Avec le projet de loi fédéral, les consommateurs qui ont maille à partir avec une banque ne pourraient plus les poursuivre devant les tribunaux. Pour plusieurs types de pratiques interdites, la loi fédérale ne prévoit pas de recours civil, déplore Me Labelle. La loi favorise plutôt le mode de résolution de conflits interne des banques.

Les clients lésés devraient donc s’adresser à l’ombudsman de leur banque ou, en dernier recours, à l’Ombudsman des services bancaires et d’investissement (OSBI) qui a déjà été édenté par le gouvernement conservateur. Certaines banques se sont même retirées de l’OSBI, confiant le rôle d’arbitre à un ombudsman externe qu’elles paient elles-mêmes, ce qui pose des questions d’impartialité évidentes.

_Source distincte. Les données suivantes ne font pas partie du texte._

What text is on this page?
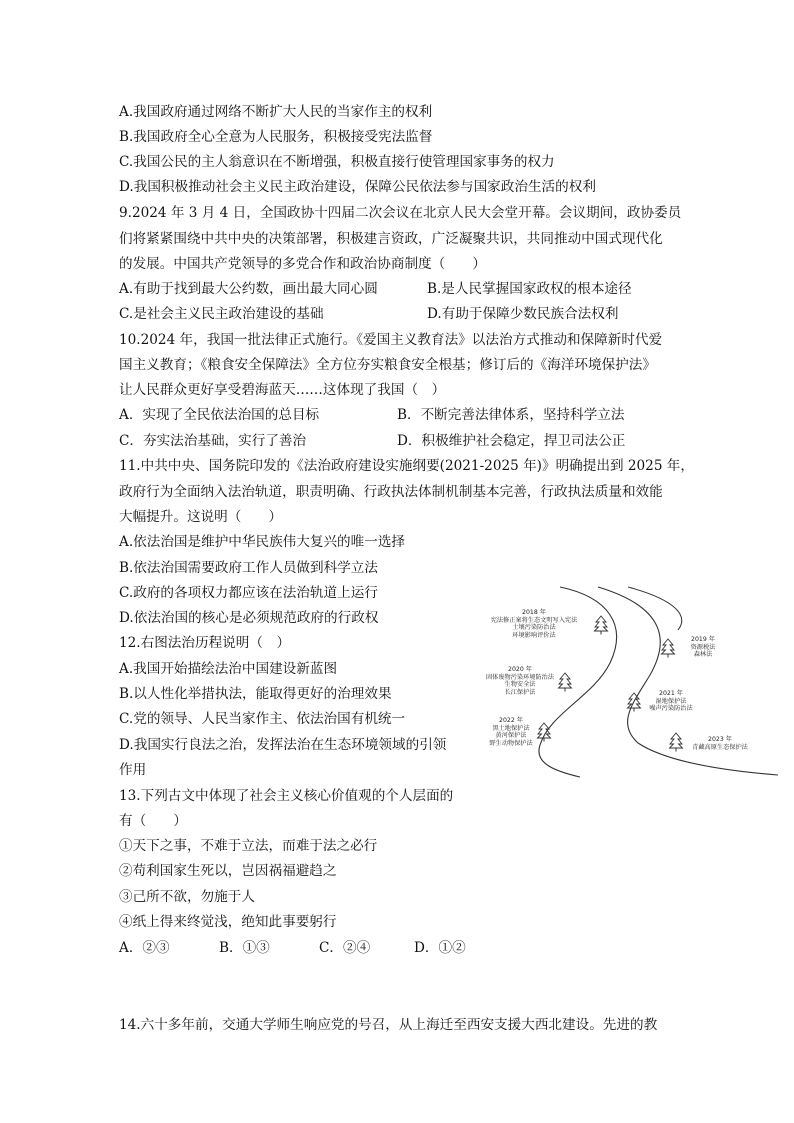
A.我国政府通过网络不断扩大人民的当家作主的权利
B.我国政府全心全意为人民服务，积极接受宪法监督
C.我国公民的主人翁意识在不断增强，积极直接行使管理国家事务的权力
D.我国积极推动社会主义民主政治建设，保障公民依法参与国家政治生活的权利
9.2024 年 3 月 4 日，全国政协十四届二次会议在北京人民大会堂开幕。会议期间，政协委员
们将紧紧围绕中共中央的决策部署，积极建言资政，广泛凝聚共识，共同推动中国式现代化
的发展。中国共产党领导的多党合作和政治协商制度（　　）
A.有助于找到最大公约数，画出最大同心圆	B.是人民掌握国家政权的根本途径
C.是社会主义民主政治建设的基础	D.有助于保障少数民族合法权利
10.2024 年，我国一批法律正式施行。《爱国主义教育法》以法治方式推动和保障新时代爱
国主义教育；《粮食安全保障法》全方位夯实粮食安全根基；修订后的《海洋环境保护法》
让人民群众更好享受碧海蓝天……这体现了我国（　）
A．实现了全民依法治国的总目标	B．不断完善法律体系，坚持科学立法
C．夯实法治基础，实行了善治	D．积极维护社会稳定，捍卫司法公正
11.中共中央、国务院印发的《法治政府建设实施纲要(2021-2025 年)》明确提出到 2025 年，
政府行为全面纳入法治轨道，职责明确、行政执法体制机制基本完善，行政执法质量和效能
大幅提升。这说明（　　）
A.依法治国是维护中华民族伟大复兴的唯一选择
B.依法治国需要政府工作人员做到科学立法
C.政府的各项权力都应该在法治轨道上运行
D.依法治国的核心是必须规范政府的行政权
12.右图法治历程说明（　）
A.我国开始描绘法治中国建设新蓝图
B.以人性化举措执法，能取得更好的治理效果
C.党的领导、人民当家作主、依法治国有机统一
D.我国实行良法之治，发挥法治在生态环境领域的引领
作用
2018 年
宪法修正案将生态文明写入宪法
土壤污染防治法
环境影响评价法
2019 年
资源税法
森林法
2020 年
固体废物污染环境防治法
生物安全法
长江保护法	2021 年
湿地保护法
噪声污染防治法
2022 年
黑土地保护法
黄河保护法
野生动物保护法
2023 年
青藏高原生态保护法
13.下列古文中体现了社会主义核心价值观的个人层面的
有（　　）
①天下之事，不难于立法，而难于法之必行
②苟利国家生死以，岂因祸福避趋之
③己所不欲，勿施于人
④纸上得来终觉浅，绝知此事要躬行
A．②③	B．①③	C．②④	D．①②
14.六十多年前，交通大学师生响应党的号召，从上海迁至西安支援大西北建设。先进的教
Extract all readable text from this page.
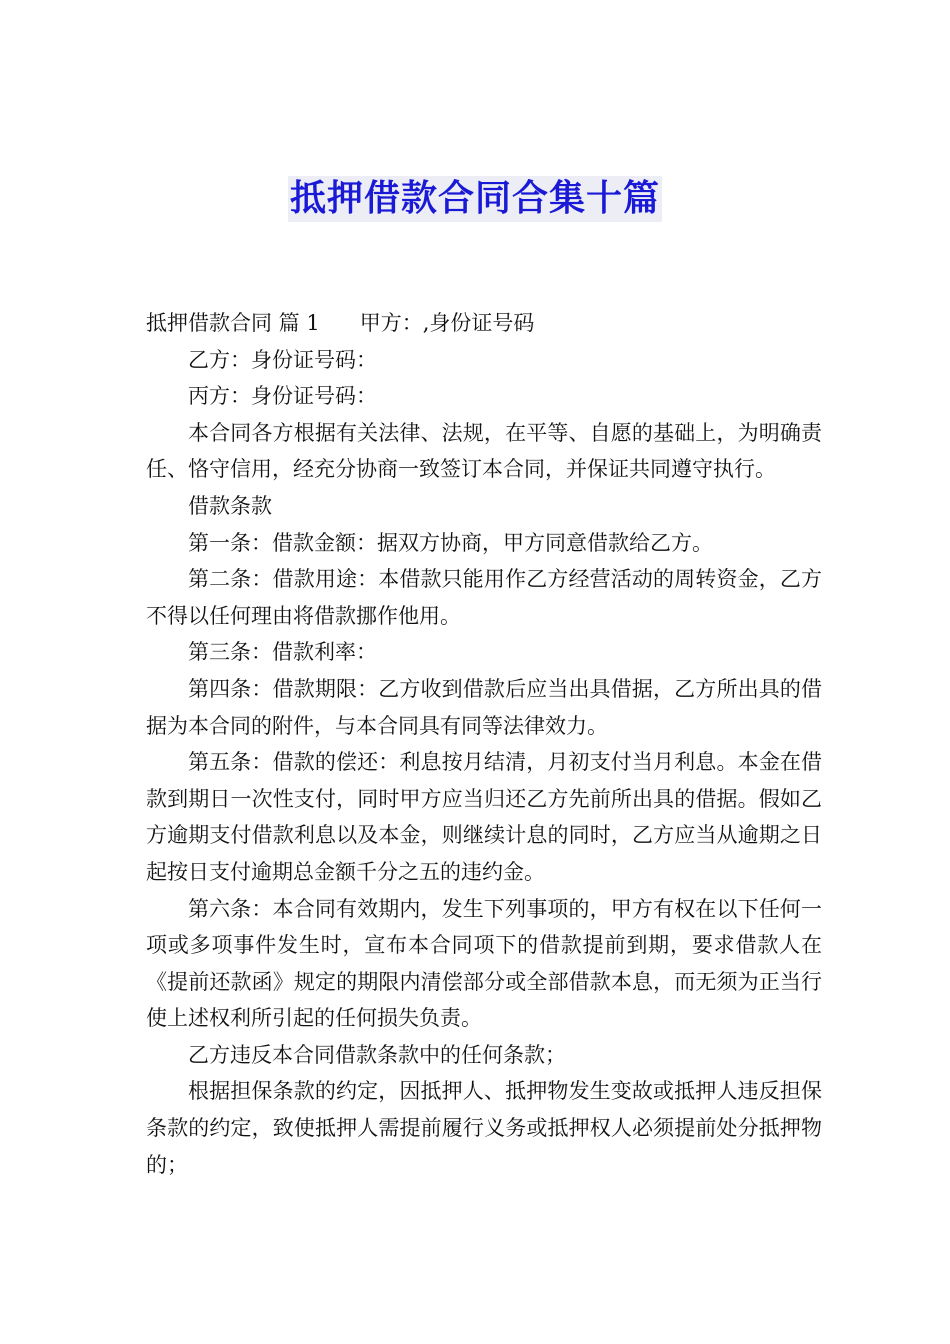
抵押借款合同合集十篇

抵押借款合同 篇 1 甲方：,身份证号码

乙方：身份证号码：

丙方：身份证号码：

本合同各方根据有关法律、法规，在平等、自愿的基础上，为明确责任、恪守信用，经充分协商一致签订本合同，并保证共同遵守执行。

借款条款

第一条：借款金额：据双方协商，甲方同意借款给乙方。

第二条：借款用途：本借款只能用作乙方经营活动的周转资金，乙方不得以任何理由将借款挪作他用。

第三条：借款利率：

第四条：借款期限：乙方收到借款后应当出具借据，乙方所出具的借据为本合同的附件，与本合同具有同等法律效力。

第五条：借款的偿还：利息按月结清，月初支付当月利息。本金在借款到期日一次性支付，同时甲方应当归还乙方先前所出具的借据。假如乙方逾期支付借款利息以及本金，则继续计息的同时，乙方应当从逾期之日起按日支付逾期总金额千分之五的违约金。

第六条：本合同有效期内，发生下列事项的，甲方有权在以下任何一项或多项事件发生时，宣布本合同项下的借款提前到期，要求借款人在《提前还款函》规定的期限内清偿部分或全部借款本息，而无须为正当行使上述权利所引起的任何损失负责。

乙方违反本合同借款条款中的任何条款；

根据担保条款的约定，因抵押人、抵押物发生变故或抵押人违反担保条款的约定，致使抵押人需提前履行义务或抵押权人必须提前处分抵押物的；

« Il y aura une perte de recours très importante. C’est le plus gros enjeu », s’inquiète Me Labelle. En fait, si la loi va de l’avant, les banques pourraient se retrouver à l’abri des recours collectifs qui les ont souvent forcées à mettre de côté leurs pratiques déloyales.

Mais avant d’en arriver là, il faudra que la Cour suprême détermine si la nouvelle loi fédérale respecte la Constitution. Malheureusement, les consommateurs risquent d’attendre un autre 10 ans avant d’avoir le fin mot de l’histoire.